# Meca 2x event nov. 4th OH



## thegreatestpenn (Feb 16, 2011)

what: meca 2x event
when: Sunday November 4th 2012 noon - 5pm
where: Columbus Motor Speedway 1845 Williams Rd. Columbus OH 43207
who: You!!!

first Meca event in Ohio for the 2013 season

p.s. YOU SQ PPL WILL NEVER EVER FIND A TOUGHER SQ JUDGE THAN ME.


----------



## DAT (Oct 8, 2006)

Interesting....


----------



## mrboost (Sep 13, 2012)

thegreatestpenn said:


> p.s. YOU SQ PPL WILL NEVER EVER FIND A TOUGHER SQ JUDGE THAN ME.

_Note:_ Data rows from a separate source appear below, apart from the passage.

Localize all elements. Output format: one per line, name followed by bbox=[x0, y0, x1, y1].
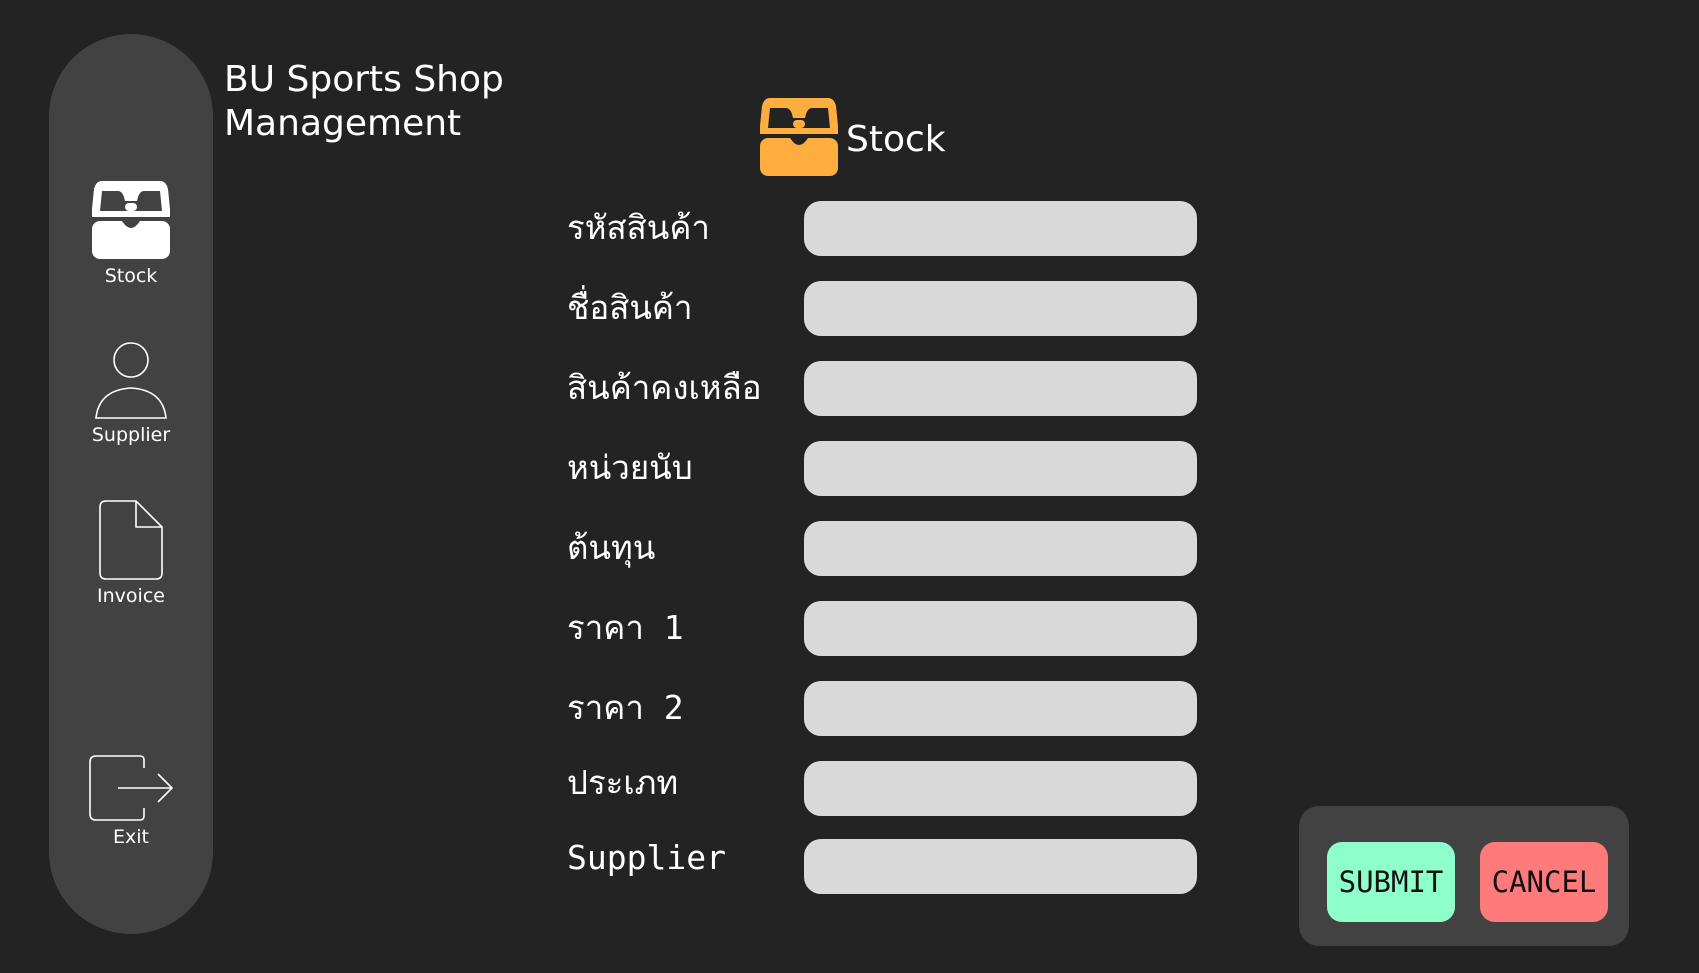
cost-input[interactable] bbox=[804, 521, 1197, 576]
price-2-input[interactable] bbox=[804, 681, 1197, 736]
app-title: BU Sports Shop Management bbox=[224, 59, 504, 144]
sidebar: Stock Supplier Invoice Exit bbox=[49, 34, 213, 934]
section-header: Stock bbox=[760, 94, 946, 178]
field-label-stock-remaining: สินค้าคงเหลือ bbox=[567, 368, 762, 407]
section-title: Stock bbox=[846, 118, 946, 160]
category-input[interactable] bbox=[804, 761, 1197, 816]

i have gotten lower scores from other judges. i will keep to myself, why i got that lower score


----------



## thegreatestpenn (Feb 16, 2011)

bah that don't count aaron


----------



## stereo_luver (Oct 30, 2007)

Your low scoring doesn't bother me as long as I still have a higher score than the other competitors....LOL

I'm not working up near OH any longer so I'll be missing those scores.


Chuck


----------



## thegreatestpenn (Feb 16, 2011)

it is not low scoring, it is TOUGH JUDGING!!!!


----------



## christherep (Sep 26, 2012)

You boys behave and have fun :laugh:


----------



## mrboost (Sep 13, 2012)

I will agree with mr penn. tuff judging for sure. And mr rep, Geoff needs a hugs


----------



## thegreatestpenn (Feb 16, 2011)

1 week away!


----------



## thegreatestpenn (Feb 16, 2011)

this not too far away!


----------



## christherep (Sep 26, 2012)

Brrrrrrrrr, it's too cold. My car is nice and warm under its blanket and I just can't take Will telling me I need more bass again


----------



## thefordmccord (Oct 18, 2012)

I'm not going to be able to make this one. I'll try to hit up one of these shows this season.


----------



## thegreatestpenn (Feb 16, 2011)

less sq,  less work to do! We'll miss u guys, see ya when its warmer


----------



## thegreatestpenn (Feb 16, 2011)

DO NOT FORGET TO BRING STATE AND WORLD FINALS CERTIFICATES/TROPHIES WITH YOU TO THIS EVENT AND GET AN EXTRA $5 OFF ENTRY


----------